Cancer Awareness Initiatives

Cancer Awareness Initiatives – FACC primarily highlighted two national public health awareness campaigns and conducts targeted public outreach events and educate our community on how to fight and stand together against cancer. In addition, we work with other cancer organizations that specializes on other types of cancer.

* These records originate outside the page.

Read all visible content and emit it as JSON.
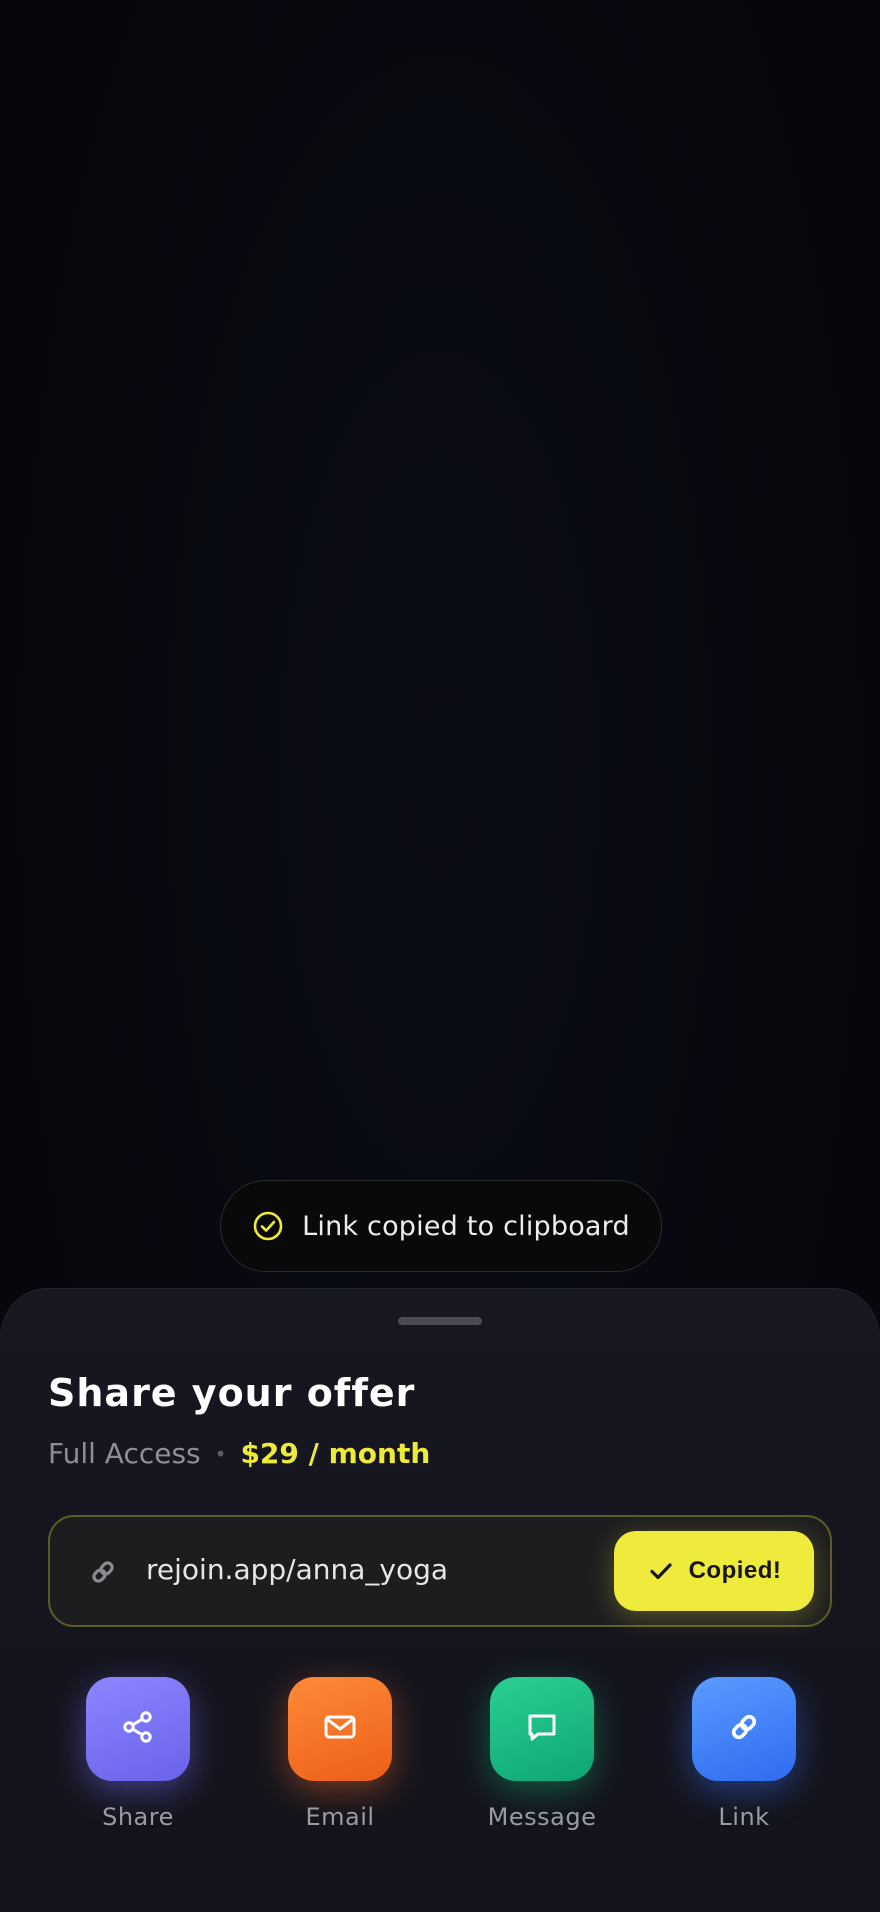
{
  "toast": {
    "message": "Link copied to clipboard",
    "icon": "check-circle-icon",
    "accent": "#eeea3a"
  },
  "sheet": {
    "title": "Share your offer",
    "plan_name": "Full Access",
    "separator": "•",
    "price": "$29 / month",
    "link": {
      "url": "rejoin.app/anna_yoga",
      "icon": "link-icon",
      "button_label": "Copied!",
      "button_icon": "check-icon"
    },
    "actions": [
      {
        "label": "Share",
        "icon": "share-icon",
        "color": "#7a73f5"
      },
      {
        "label": "Email",
        "icon": "mail-icon",
        "color": "#f2701f"
      },
      {
        "label": "Message",
        "icon": "message-icon",
        "color": "#18b882"
      },
      {
        "label": "Link",
        "icon": "link-icon",
        "color": "#3f7ff7"
      }
    ]
  },
  "colors": {
    "background": "#07080e",
    "sheet": "#16161f",
    "accent_yellow": "#eeeb3c"
  }
}
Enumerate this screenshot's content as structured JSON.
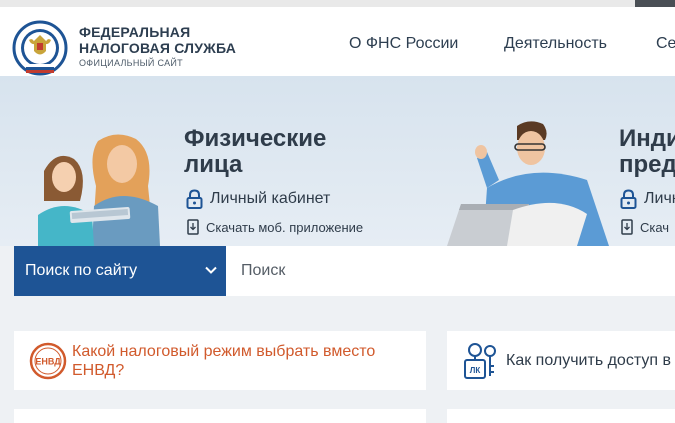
{
  "header": {
    "brand_line1": "ФЕДЕРАЛЬНАЯ",
    "brand_line2": "НАЛОГОВАЯ СЛУЖБА",
    "brand_sub": "ОФИЦИАЛЬНЫЙ САЙТ",
    "nav": [
      "О ФНС России",
      "Деятельность",
      "Се"
    ]
  },
  "hero": {
    "individuals": {
      "title_line1": "Физические",
      "title_line2": "лица",
      "cabinet_label": "Личный кабинет",
      "app_label": "Скачать моб. приложение"
    },
    "entrepreneurs": {
      "title_line1": "Инди",
      "title_line2": "пред",
      "cabinet_label": "Личн",
      "app_label": "Скач"
    }
  },
  "search": {
    "select_label": "Поиск по сайту",
    "placeholder": "Поиск"
  },
  "cards": [
    {
      "text": "Какой налоговый режим выбрать вместо ЕНВД?",
      "icon": "envd-stamp-icon",
      "badge": "ЕНВД"
    },
    {
      "text": "Как получить доступ в",
      "icon": "lk-keys-icon",
      "badge": "ЛК"
    }
  ],
  "colors": {
    "brand_blue": "#1e5495",
    "accent_orange": "#d15a2c",
    "text_dark": "#2f3c4a"
  }
}
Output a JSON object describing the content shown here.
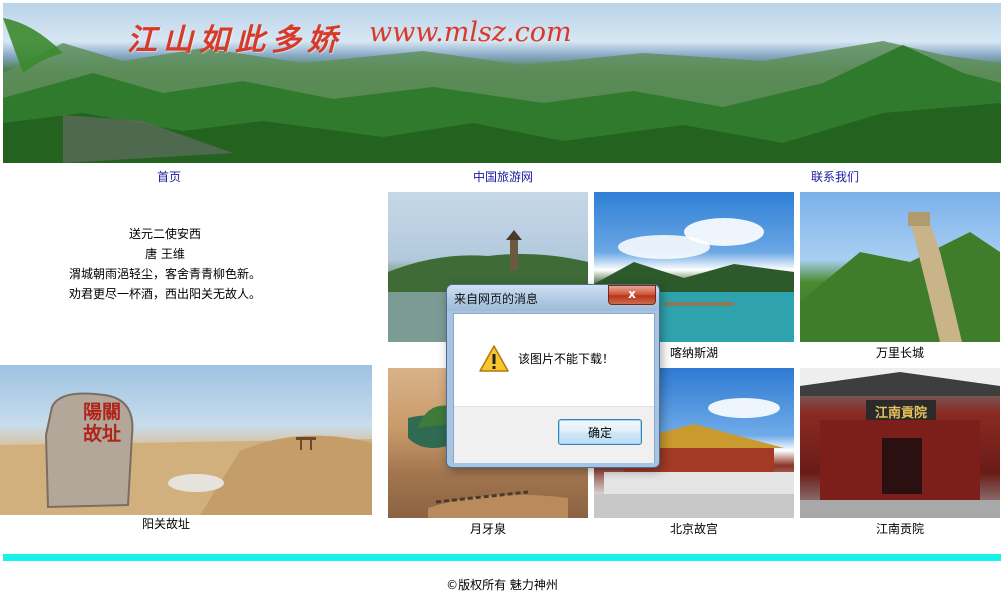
{
  "banner": {
    "title": "江山如此多娇",
    "url": "www.mlsz.com"
  },
  "nav": {
    "home": "首页",
    "china_travel": "中国旅游网",
    "contact": "联系我们"
  },
  "poem": {
    "title": "送元二使安西",
    "author": "唐 王维",
    "line1": "渭城朝雨浥轻尘，客舍青青柳色新。",
    "line2": "劝君更尽一杯酒，西出阳关无故人。"
  },
  "gallery": {
    "kanas": "喀纳斯湖",
    "great_wall": "万里长城",
    "yangguan": "阳关故址",
    "crescent_spring": "月牙泉",
    "forbidden_city": "北京故宫",
    "jiangnan": "江南贡院",
    "stele_text": "陽關故址",
    "gate_plaque": "江南貢院"
  },
  "dialog": {
    "title": "来自网页的消息",
    "close_symbol": "x",
    "message": "该图片不能下载！",
    "ok_label": "确定"
  },
  "footer": {
    "copyright": "©版权所有 魅力神州"
  },
  "colors": {
    "footer_bar": "#15f3ea",
    "nav_link": "#1a1aa0",
    "banner_text": "#d83a2a"
  }
}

September – Leukemia and Other Blood Cancer Disorders Awareness Month Campaign - The American In 2019, The Society of Hematology reports that there are an estimated combined total of 176,200 people in the U.S. are expected to be diagnosed with leukemia, lymphoma or myeloma.” Together, blood cancers account for about 10% of all new cancer cases expected to be diagnosed in the U.S and while treatments for blood cancers have improved significantly over the past 20 years, they can still be fatal. The study also reports that “approximately every 4 minutes, someone in the U.S. dies from a blood cancer. There are 3 main types of blood cancers: Leukemia, cancer that is found in your blood and bone marrow; Lymphoma, blood cancer that affects the lymphatic system; and Myeloma, blood cancer that specifically targets your plasma cells. This statistic represents approximately 156 people each day.” This amounts to 9.4% of the anticipated deaths from cancer during 2019. Overall five-year relative survival rates for blood cancers range from 52% for myeloma to 88% for Hodgkin’s Lymphoma. Survival rates vary widely depending on type, stage at diagnosis, age of the patient and treatment protocol.

Approximately every 4 minutes, someone in the United States is diagnosed with a type of blood cancer. Over 1 million Americans are living with, or are in remission from, leukemia, lymphoma or myeloma. Those with blood disorders are often in need of blood transfusions. Leukemia is the 10th most frequently occurring type of cancer in all races or ethnicities. About 31% more males are living with leukemia than females. And more males than females are diagnosed with leukemia and die from it. Unfortunately, most cases of leukemia and lymphoma cannot be prevented. Real, known causes of leukemia and lymphoma have not been identified. There are possible risk factors for leukemia and lymphoma. For now, the best way to reduce the risk for leukemia and lymphoma is to try to prevent known risk factors. In general, Asian Americans and Filipino-Americans If you become ill with a blood cancer or other disease that requires a stem cell transplant, here’s an uncomfortable fact: Your race matters. Diversity is a strength in much of life, but it’s a curse when finding a stem cell donor match. FACC is dedicated to raise awareness the need to strengthen the diversification of donor registry and we strategically partnered with Be The Match for this cancer awareness campaign.  

October – Breast Cancer Awareness Month Campaign - All women should know about their breast cancer risk — a factor that varies with age and family history. Learn about when, how and why to get screened. Different health care organizations have adjusted their recommendations for breast cancer screening in recent years. That has led to confusion about whether annual mammograms are necessary for women over 40 -- and whether women should do self-exams of their breasts. Approximately 1 in 8 women will be diagnosed with breast cancer in their lifetime. That’s a little more than 12 percent. It might not seem like much, but thinking about your eight closest friends puts it in perspective. Chances are, at least one of your friends will be diagnosed and receive treatment. Even though a woman’s risk of breast cancer almost doubles if it runs in her immediate family, about 75 percent of diagnosed women have no family history of breast cancer.

 

In 2018, an estimated 266,120 women will be diagnosed with breast cancer, according to the American Cancer Society. An estimated 40,920 will die from it. Breast cancer is one of the leading causes of cancer death in women. Men can get breast cancer, too. About 1 in 1,000 men will be diagnosed in their lifetime. Filipino-American women are more likely to die of breast cancer than their major Asian American counterparts even though they do not have the highest incidence of that cancer. Analysis showed that they have a more advanced stage at the time of diagnosis and they have low rates of compliance to mammography guidelines, both of which factors may contribute to their high mortality rate. FACC is developing variety of broad based but targeted breast cancer awareness effort to our community directed to Filipino-American women, which included involving the media, the training of key community leaders, and the development of partnerships with health organizations with a like mission.